A Boutique Law Firm Fighting For Everyday People

Removing the “criminal” from “immigration”

On Behalf of | Dec 26, 2022 | Crimmigration

Part of everyday life in New Jersey involves hearing about the continual issue of immigration crimes. It’s hard not to tune it out after a while when it’s such a strongly established norm. And if it’s not something impacting you or your family directly, it becomes all too easy to forget the issue entirely.

A system that’s racially targeted

Immigration policy in the United States makes it more likely for Central and Latin Americans to be arrested, detained or deported for lacking complete documentation, but that’s not always the way it was. While criminalized immigration has become normalized over the past two decades, it’s still a major outlier in America’s history. Standard immigration practice didn’t previously include criminalizing the act of crossing the border between the U.S. and Mexico. That all changed in the ’90s.
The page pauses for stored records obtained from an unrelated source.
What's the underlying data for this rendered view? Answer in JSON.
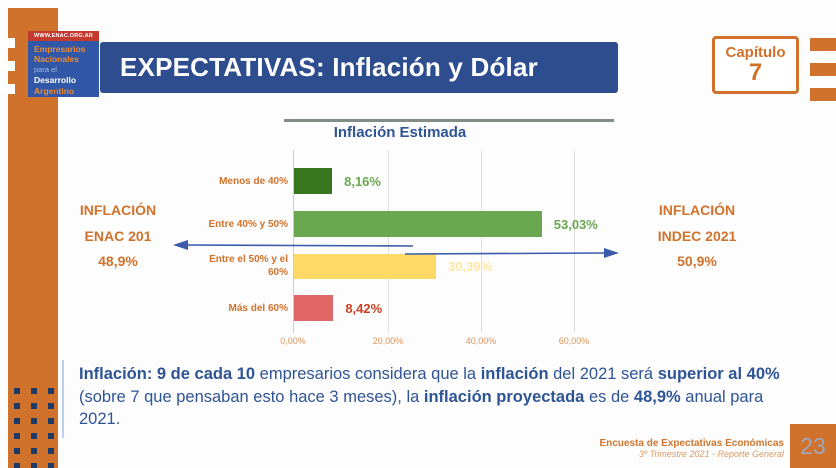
{
  "brand": {
    "url_banner": "WWW.ENAC.ORG.AR",
    "logo_lines": [
      "Empresarios",
      "Nacionales",
      "para el",
      "Desarrollo",
      "Argentino"
    ]
  },
  "header": {
    "title": "EXPECTATIVAS: Inflación y Dólar"
  },
  "chapter": {
    "label": "Capítulo",
    "number": "7"
  },
  "chart_data": {
    "type": "bar",
    "orientation": "horizontal",
    "title": "Inflación Estimada",
    "categories": [
      "Menos de 40%",
      "Entre 40% y 50%",
      "Entre el 50% y el 60%",
      "Más del 60%"
    ],
    "category_labels": [
      "Menos de 40%",
      "Entre 40% y 50%",
      "Entre el 50% y el\n60%",
      "Más del 60%"
    ],
    "values": [
      8.16,
      53.03,
      30.39,
      8.42
    ],
    "value_labels": [
      "8,16%",
      "53,03%",
      "30,39%",
      "8,42%"
    ],
    "bar_colors": [
      "#38761d",
      "#6aa84f",
      "#ffd966",
      "#e06666"
    ],
    "label_colors": [
      "#6aa84f",
      "#6aa84f",
      "#fce8a6",
      "#cc4125"
    ],
    "x_ticks": [
      "0,00%",
      "20,00%",
      "40,00%",
      "60,00%"
    ],
    "xlim": [
      0,
      68
    ],
    "grid": true,
    "legend": "none"
  },
  "annotations": {
    "left": {
      "line1": "INFLACIÓN",
      "line2": "ENAC 201",
      "line3": "48,9%"
    },
    "right": {
      "line1": "INFLACIÓN",
      "line2": "INDEC 2021",
      "line3": "50,9%"
    }
  },
  "paragraph": {
    "segments": [
      {
        "t": "Inflación: 9 de cada 10",
        "b": true
      },
      {
        "t": " empresarios considera que la ",
        "b": false
      },
      {
        "t": "inflación",
        "b": true
      },
      {
        "t": " del 2021 será ",
        "b": false
      },
      {
        "t": "superior al 40%",
        "b": true
      },
      {
        "t": " (sobre 7 que pensaban esto hace 3 meses), la ",
        "b": false
      },
      {
        "t": "inflación proyectada",
        "b": true
      },
      {
        "t": " es de ",
        "b": false
      },
      {
        "t": "48,9%",
        "b": true
      },
      {
        "t": " anual para 2021.",
        "b": false
      }
    ]
  },
  "footer": {
    "line1": "Encuesta de Expectativas Económicas",
    "line2": "3º Trimestre 2021 - Reporte General",
    "page_number": "23"
  },
  "colors": {
    "accent_orange": "#d0722b",
    "header_blue": "#2e4d8e",
    "text_blue": "#2e5496",
    "arrow_blue": "#3a5ba9",
    "logo_red": "#c23b2e",
    "logo_blue": "#3157a8"
  }
}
This is an issue fraught with contentious racial politics, and it doesn’t help that this crimmigration trend started to set in at about the same time that the U.S. government was cracking down on immigration from Mexico. The ways for a Mexican to legally immigrate grew narrower and narrower, leaving few legal choices on the table.

A vicious cycle

There are analysts who believe this is not just happenstance but rather a matter of cause and effect. Approaching and examining the issue from a racial perspective has been highly illuminating for these experts.

It’s not just Mexicans in violation of immigration policy, after all. There are numerous Canadians, Australians and Western Europeans, for instance, who remain in the U.S. for longer than their visa allows. But those certainly aren’t the people who ICE is targeting.
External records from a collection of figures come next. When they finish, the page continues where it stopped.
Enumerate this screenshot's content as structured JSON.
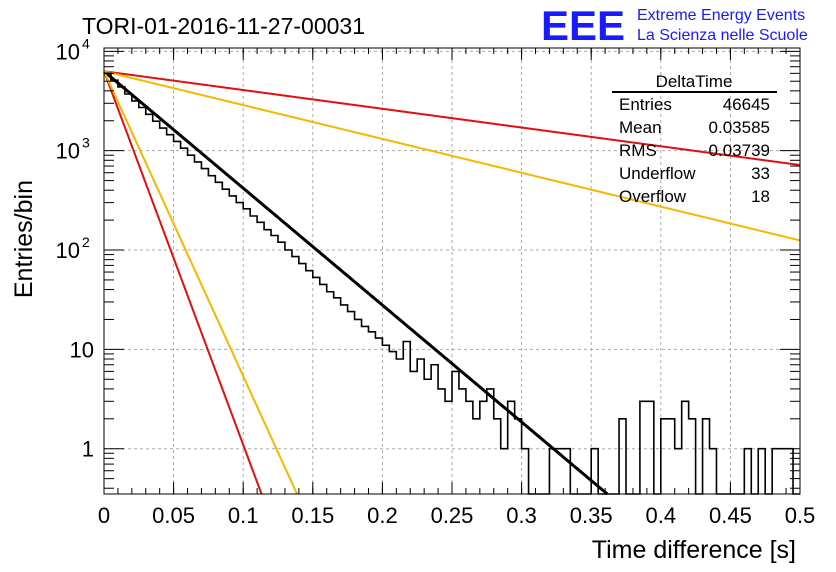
{
  "header": {
    "run_title": "TORI-01-2016-11-27-00031",
    "logo_letters": "EEE",
    "logo_line1": "Extreme Energy Events",
    "logo_line2": "La Scienza nelle Scuole",
    "logo_color": "#1a1aff"
  },
  "stats_box": {
    "title": "DeltaTime",
    "rows": [
      {
        "label": "Entries",
        "value": "46645"
      },
      {
        "label": "Mean",
        "value": "0.03585"
      },
      {
        "label": "RMS",
        "value": "0.03739"
      },
      {
        "label": "Underflow",
        "value": "33"
      },
      {
        "label": "Overflow",
        "value": "18"
      }
    ]
  },
  "chart_data": {
    "type": "line",
    "xlabel": "Time difference [s]",
    "ylabel": "Entries/bin",
    "xlim": [
      0,
      0.5
    ],
    "ylim": [
      0.35,
      10800
    ],
    "yscale": "log",
    "grid": true,
    "x_ticks": [
      {
        "value": 0,
        "label": "0"
      },
      {
        "value": 0.05,
        "label": "0.05"
      },
      {
        "value": 0.1,
        "label": "0.1"
      },
      {
        "value": 0.15,
        "label": "0.15"
      },
      {
        "value": 0.2,
        "label": "0.2"
      },
      {
        "value": 0.25,
        "label": "0.25"
      },
      {
        "value": 0.3,
        "label": "0.3"
      },
      {
        "value": 0.35,
        "label": "0.35"
      },
      {
        "value": 0.4,
        "label": "0.4"
      },
      {
        "value": 0.45,
        "label": "0.45"
      },
      {
        "value": 0.5,
        "label": "0.5"
      }
    ],
    "y_ticks": [
      {
        "value": 1,
        "label": "1",
        "exp": ""
      },
      {
        "value": 10,
        "label": "10",
        "exp": ""
      },
      {
        "value": 100,
        "label": "10",
        "exp": "2"
      },
      {
        "value": 1000,
        "label": "10",
        "exp": "3"
      },
      {
        "value": 10000,
        "label": "10",
        "exp": "4"
      }
    ],
    "histogram": {
      "color": "#000000",
      "bin_width": 0.005,
      "counts": [
        6000,
        5130,
        4380,
        3720,
        3170,
        2720,
        2320,
        1980,
        1690,
        1450,
        1240,
        1060,
        900,
        770,
        660,
        560,
        480,
        410,
        350,
        300,
        260,
        220,
        190,
        160,
        140,
        120,
        100,
        86,
        73,
        62,
        53,
        45,
        38,
        33,
        28,
        24,
        20,
        17,
        15,
        13,
        11,
        9.5,
        8,
        12,
        6,
        8,
        5,
        7,
        4,
        3,
        6,
        4,
        3,
        2,
        3,
        4,
        2,
        1,
        3,
        2,
        1,
        0,
        0,
        0,
        1,
        1,
        1,
        0,
        0,
        0,
        1,
        0,
        0,
        0,
        2,
        0,
        0,
        3,
        3,
        0,
        2,
        2,
        1,
        3,
        2,
        0,
        2,
        1,
        0,
        0,
        0,
        0,
        1,
        0,
        1,
        0,
        1,
        1,
        1,
        0
      ]
    },
    "series": [
      {
        "color": "#000000",
        "y0": 6300,
        "tau": 0.0369,
        "x_start": 0,
        "x_end": 0.5
      },
      {
        "color": "#e01010",
        "y0": 6300,
        "tau": 0.01155,
        "x_start": 0,
        "x_end": 0.5
      },
      {
        "color": "#f5b800",
        "y0": 6300,
        "tau": 0.01415,
        "x_start": 0,
        "x_end": 0.5
      },
      {
        "color": "#e01010",
        "y0": 6300,
        "tau": 0.23,
        "x_start": 0,
        "x_end": 0.5
      },
      {
        "color": "#f5b800",
        "y0": 6300,
        "tau": 0.1275,
        "x_start": 0,
        "x_end": 0.5
      }
    ]
  }
}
One look at ICE’s statistics makes it plainly obvious: Immigrants from Central and Latin America are the ones bearing the brunt of these arrests, deportations and detainments. The trend of merging criminal law with immigration law may be seen as either a major cause of this problem or the symptom of a broken and failing system. And ultimately, those who have to pay the price are the ones trying to make it into the United States.